In summary, we have discussed the most frequent sources of mycotoxin contamination, the most susceptible foods, and strategies in place for monitoring and preventing mycotoxins from entering our food supply, now, how do we apply this information to clinical practice?

It appears that some exposure to mycotoxins is almost inevitable, and a truly “low mycotoxin” or “low mold” diet would leave one with very few food options. Before embarking on a project to eliminate mold exposure from food, it is imperative to take in the entire clinical picture as individual reactions vary widely. Ranges for potential exposure have been developed based on available data and clinical observation. However, it is necessary to consider a person’s; age, body composition, nutrient status, comorbidities, allergen sensitivities, genetics, current toxin burden, the effect of a combination of different mycotoxins, etc., etc., as all have shown to impact the severity of symptoms and their progression. A look into the literature suggests that some diseases may be associated with food mycotoxins, but the evidence is incredibly difficult to assess over a lifetime. For example, epidemiological studies have shown correlations with increased incidence of hepatic carcinoma in populations with higher dietary aflatoxin exposure in addition to diagnosis of hepatitis B. An overall strategy, particularly for high-risk populations may involve reducing or removing foods, likely to have fungal contamination, with the clear understanding that individual response to mycotoxin exposure is not predictable.

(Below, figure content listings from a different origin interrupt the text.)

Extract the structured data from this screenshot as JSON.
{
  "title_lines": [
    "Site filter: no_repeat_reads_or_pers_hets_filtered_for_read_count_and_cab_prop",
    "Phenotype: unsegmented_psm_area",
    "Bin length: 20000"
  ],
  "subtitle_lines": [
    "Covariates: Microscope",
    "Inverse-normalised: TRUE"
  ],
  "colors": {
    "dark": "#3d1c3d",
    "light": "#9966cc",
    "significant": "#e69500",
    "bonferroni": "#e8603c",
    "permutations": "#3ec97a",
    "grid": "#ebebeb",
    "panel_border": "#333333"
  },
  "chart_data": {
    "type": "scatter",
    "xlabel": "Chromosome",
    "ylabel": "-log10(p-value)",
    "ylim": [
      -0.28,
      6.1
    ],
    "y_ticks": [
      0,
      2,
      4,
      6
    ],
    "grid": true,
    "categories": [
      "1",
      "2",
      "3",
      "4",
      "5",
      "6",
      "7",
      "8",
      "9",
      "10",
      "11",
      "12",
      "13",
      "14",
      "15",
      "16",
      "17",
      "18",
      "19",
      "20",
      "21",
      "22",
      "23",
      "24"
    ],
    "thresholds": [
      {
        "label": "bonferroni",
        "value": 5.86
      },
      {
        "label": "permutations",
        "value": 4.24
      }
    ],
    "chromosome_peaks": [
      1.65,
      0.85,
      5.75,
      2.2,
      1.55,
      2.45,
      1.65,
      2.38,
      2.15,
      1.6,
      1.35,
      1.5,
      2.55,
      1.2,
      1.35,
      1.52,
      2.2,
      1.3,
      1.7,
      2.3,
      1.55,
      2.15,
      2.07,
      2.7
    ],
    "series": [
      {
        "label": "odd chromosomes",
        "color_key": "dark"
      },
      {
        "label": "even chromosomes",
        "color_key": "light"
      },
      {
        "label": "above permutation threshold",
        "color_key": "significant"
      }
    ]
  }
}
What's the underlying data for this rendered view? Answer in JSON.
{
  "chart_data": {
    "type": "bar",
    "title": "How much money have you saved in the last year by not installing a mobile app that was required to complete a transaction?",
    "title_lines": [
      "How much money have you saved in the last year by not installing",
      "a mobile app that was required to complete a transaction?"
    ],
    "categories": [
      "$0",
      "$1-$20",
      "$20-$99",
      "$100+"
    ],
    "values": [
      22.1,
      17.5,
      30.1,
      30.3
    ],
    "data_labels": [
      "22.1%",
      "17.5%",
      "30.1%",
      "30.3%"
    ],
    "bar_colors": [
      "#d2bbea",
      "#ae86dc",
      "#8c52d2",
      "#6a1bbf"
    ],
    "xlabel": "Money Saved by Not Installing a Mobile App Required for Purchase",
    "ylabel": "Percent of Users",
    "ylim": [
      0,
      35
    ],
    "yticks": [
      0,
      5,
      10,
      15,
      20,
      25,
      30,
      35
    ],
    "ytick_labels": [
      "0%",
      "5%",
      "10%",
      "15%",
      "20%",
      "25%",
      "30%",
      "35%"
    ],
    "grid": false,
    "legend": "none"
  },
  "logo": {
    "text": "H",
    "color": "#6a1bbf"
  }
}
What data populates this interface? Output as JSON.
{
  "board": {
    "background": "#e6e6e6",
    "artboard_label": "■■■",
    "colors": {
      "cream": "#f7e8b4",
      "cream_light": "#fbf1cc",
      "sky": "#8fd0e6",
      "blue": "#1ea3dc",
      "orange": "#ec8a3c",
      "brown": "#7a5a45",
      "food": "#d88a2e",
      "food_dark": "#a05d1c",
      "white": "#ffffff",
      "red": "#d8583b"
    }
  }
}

Dietary restrictions to avoid mold exposure should be decided between provider and patient, with the assumption that it is probably not possible to be completely free of mycotoxins in food. The goal should be to reduce the load as much as is practical for the individual. We hope this evidence-based discussion will help in designing individual versions suitability of the “mold diet”.